Eine weitere in Horb gepflegte Tradition ist das "Neujahransingen" der Horber Nachtwächter. Es zählt laut Joachim Lipp zu den längst vergessenen Bräuchen am Jahreswechsel. "Nach einer Notiz im Horber Stadtarchiv haben die Nachtwächter von Horb in der Neujahrsnacht ihre äußerst geringe Besoldung dadurch aufgebessert, dass sie den Stadträten und sonstigen Honoratioren das Neujahr ansangen, wofür sie dann von den Betreffenden ein Geschenk bekamen", erzählt Lipp im Intenet unter www.joachim-lipp.de – wo man noch viele weitere Informationen über die Nachtwächter findet, sogar den Originaltext des Neujahrsliedes aus dem 19. Jahrhundert.

Übrigens: Horb hat ohnehin Anteil am immateriellen Kulturerbe der Unesco. Denn die evangelischen Posaunenchöre und das Hebammenwesen sind bereits gelistet.
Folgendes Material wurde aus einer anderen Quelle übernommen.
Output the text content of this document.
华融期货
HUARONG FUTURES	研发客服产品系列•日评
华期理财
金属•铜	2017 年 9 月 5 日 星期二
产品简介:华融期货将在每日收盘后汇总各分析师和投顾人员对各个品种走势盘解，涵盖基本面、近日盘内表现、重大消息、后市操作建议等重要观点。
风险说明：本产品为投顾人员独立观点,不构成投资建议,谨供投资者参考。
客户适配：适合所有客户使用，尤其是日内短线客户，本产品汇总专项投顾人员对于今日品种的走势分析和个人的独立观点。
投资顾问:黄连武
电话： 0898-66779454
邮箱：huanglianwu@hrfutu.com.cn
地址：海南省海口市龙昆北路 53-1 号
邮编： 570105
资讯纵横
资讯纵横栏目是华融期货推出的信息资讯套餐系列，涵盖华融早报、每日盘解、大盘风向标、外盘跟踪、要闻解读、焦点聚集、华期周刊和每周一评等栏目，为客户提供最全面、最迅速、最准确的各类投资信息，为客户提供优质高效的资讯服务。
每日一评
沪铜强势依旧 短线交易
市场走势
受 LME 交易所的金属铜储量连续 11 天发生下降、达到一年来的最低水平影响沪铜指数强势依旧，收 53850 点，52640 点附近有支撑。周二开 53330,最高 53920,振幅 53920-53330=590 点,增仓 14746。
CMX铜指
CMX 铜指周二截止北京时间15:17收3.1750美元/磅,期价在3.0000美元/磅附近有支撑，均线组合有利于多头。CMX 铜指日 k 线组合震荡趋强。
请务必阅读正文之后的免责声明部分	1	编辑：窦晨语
Und beides gibt es auch in Horb.

Info: Die Deutsche Unesco-Kommission

Die Unesco ist die Organisation der Vereinten Nationen für Bildung, Wissenschaft und Kultur.

Die Deutsche Unesco-Kommission ist die Schnittstelle zwischen Staat, Wissenschaft und Zivilgesellschaft für das Unesco-Kulturprogramm in Deutschland. Sie berät die Bundesregierung und die übrigen zuständigen Stellen in Unesco-Fragen, wirkt an der Umsetzung des Unesco-Kulturprogramms in Deutschland mit, informiert die Öffentlichkeit über die Arbeit der Unesco im Kulturbereich und bezieht die kulturelle Fachgemeinschaft in die Arbeit der Unesco ein.

Die politische Zuständigkeit liegt bei den jeweiligen Bundes- und Länderministerien, meist beim Auswärtigen Amt, beim Beauftragten der Bundesregierung für Kultur und Medien sowie bei der Kultusministerkonferenz der Länder.

Die Deutsche Unesco-Kommission wurde im Sommer 2007 von der Bundesregierung als Nationale Kontaktstalle für das Unesco-Übereinkommen zur Vielfalt kultureller Ausdrucksformen (2005) benannt. 2004 initiierte sie die Bundesweite Koalition Kulturelle Vielfalt, die sie seitdem koordiniert.

Kommentar: Prädikat

Von Christof Schülke

Hoppla: Nachtwächter als immaterielles Kulturerbe, gelistet von der Deutschen Unesco-Kommission? Rein materiell bringt das vielleicht zunächst mal nichts, aber der ideelle Wert ist groß. Der Horber Kultur- und Museumsverein könnte sich mit gutem Gewissen dem Vorstoß der Kollegen aus Nordrhein-Westfalen und Niedersachsen anschließen und damit auch Baden-Württembergs anderen Nachtwächtern einen Dienst erweisen. Oft braucht es einfach eine unabhängige überörtliche Institution, die den Wert einer Tradition klarstellt. Das ist quasi ein Gütesiegel. Solch ein Prädikat stärkt das Selbstbewusstsein der Engagierten – und trägt vielleicht dazu bei, dass die Tradition weiterlebt. Noch gibt es die nächste Generation der Horber Nachtwächter nicht. Aber die Aussicht, ein gelistetes immaterielles Kulturerbe zu pflegen, könnte das Kultur-Hobby attraktiver machen.